A key performance attribute of a protocol is its scalability with respect to the number of clients that can be supported by the server. If the network paths or I/O channels are not the bottleneck, the scalability is determined by the server CPU utilization for a particular benchmark.
Table 9 depicts the percentile of the server CPU utilization
reported every 2 seconds by vmstat for the various benchmarks. The table shows that,
the server utilization for iSCSI is lower than that of NFS. The server utilization
is governed by the processing path and the amount of processing for each request.

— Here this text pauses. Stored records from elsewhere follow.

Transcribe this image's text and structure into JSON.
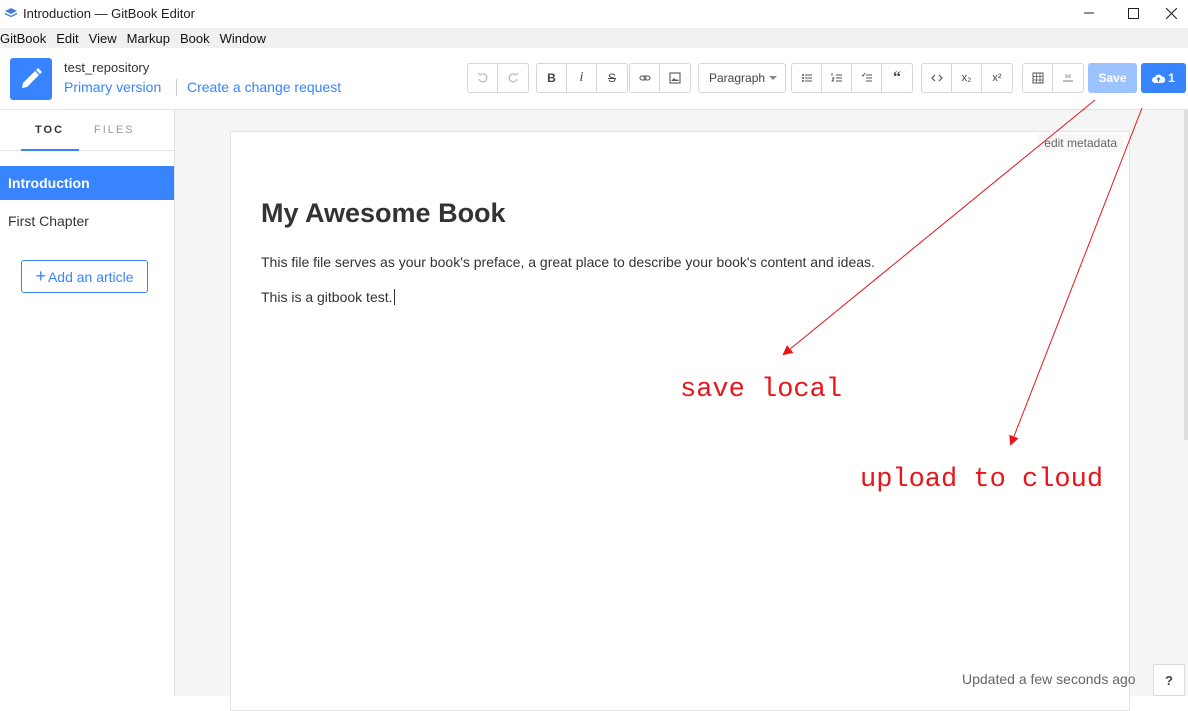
{
  "window": {
    "title": "Introduction — GitBook Editor",
    "minimize_icon": "minimize-icon",
    "maximize_icon": "maximize-icon",
    "close_icon": "close-icon"
  },
  "menubar": [
    "GitBook",
    "Edit",
    "View",
    "Markup",
    "Book",
    "Window"
  ],
  "header": {
    "repo_name": "test_repository",
    "branch": "Primary version",
    "change_request": "Create a change request",
    "paragraph_select": "Paragraph",
    "save_label": "Save",
    "upload_count": "1",
    "accent": "#3884ff",
    "save_bg": "#9cc3ff"
  },
  "toolbar": {
    "undo": "undo-icon",
    "redo": "redo-icon",
    "bold": "B",
    "italic": "i",
    "strike": "S",
    "link": "link-icon",
    "image": "image-icon",
    "bullet_list": "bullet-list-icon",
    "numbered_list": "numbered-list-icon",
    "task_list": "task-list-icon",
    "quote": "“",
    "code": "code-icon",
    "subscript": "x₂",
    "superscript": "x²",
    "table": "table-icon",
    "footnote": "footnote-icon"
  },
  "sidebar": {
    "tabs": [
      "TOC",
      "FILES"
    ],
    "items": [
      {
        "label": "Introduction",
        "active": true
      },
      {
        "label": "First Chapter",
        "active": false
      }
    ],
    "add_article": "Add an article"
  },
  "editor": {
    "edit_metadata": "edit metadata",
    "title": "My Awesome Book",
    "paragraphs": [
      "This file file serves as your book's preface, a great place to describe your book's content and ideas.",
      "This is a gitbook test."
    ],
    "status": "Updated a few seconds ago",
    "help": "?"
  },
  "annotations": {
    "save_local": "save local",
    "upload_cloud": "upload to cloud",
    "color": "#e8151b"
  }
}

The lower utilization of iSCSI can be attributed to the smaller processing path seen
by iSCSI requests. In case of iSCSI, a block read or write request at the server
traverses through the network layer, the SCSI server layer, and the low-level block device
driver. In case of NFS, an RPC call received by the server traverses through the
network layer, the NFS server layer, the VFS layer, the local file system, the block layer,
and the low-level block device driver. Our measurements indicate
that the server processing path for NFS requests is twice that of iSCSI requests.
This is confirmed by the server CPU utilization measurements for data intensive TPC-C
and TPC-H benchmarks. In these benchmarks, the server CPU utilization in
for NFS is twice that of iSCSI.
The difference is exacerbated for meta-data intensive workloads. A NFS request that triggers a meta-data lookup at the server can greatly increase the processing path--meta-data reads require multiple traversals of the VFS layer, the file system, the block layer and the block device driver. The number of traversals depends on the degree of meta-data caching in the NFS server. The increased processing path explains the large disparity in the observed CPU utilizations for PostMark. The PostMark benchmark tends to defeat the meta-data caching on the NFS server because of the random nature of transaction selection. This causes the server CPU utilization to increase significantly since multiple block reads may be needed to satisfy a single NFS data read.
While the iSCSI protocol demonstrates a better profile in server CPU utilization statistics, it is worthwhile to investigate the effect of these two protocols on client CPU utilization. If the client CPU utilization of one protocol has a better profile than that of the other protocol, then the first protocol will be able to scale to a larger number of servers per client.
Table 10 depicts the percentile of the client CPU utilization
reported every 2 seconds by vmstat for the various benchmarks.
For the data-intensive TPC-C and TPC-H benchmarks, the clients are CPU saturated
for both the NFS and iSCSI protocols and thus there is no difference in
the client CPU utilizations for these macro-benchmarks.
However, for the meta-data intensive PostMark benchmark, the NFS client
CPU utilization is an order of magnitude lower than that of iSCSI. This
is not surprising because the bulk of the meta-data processing is done
at the server in the case of NFS while the reverse is true in the case of
the iSCSI protocol.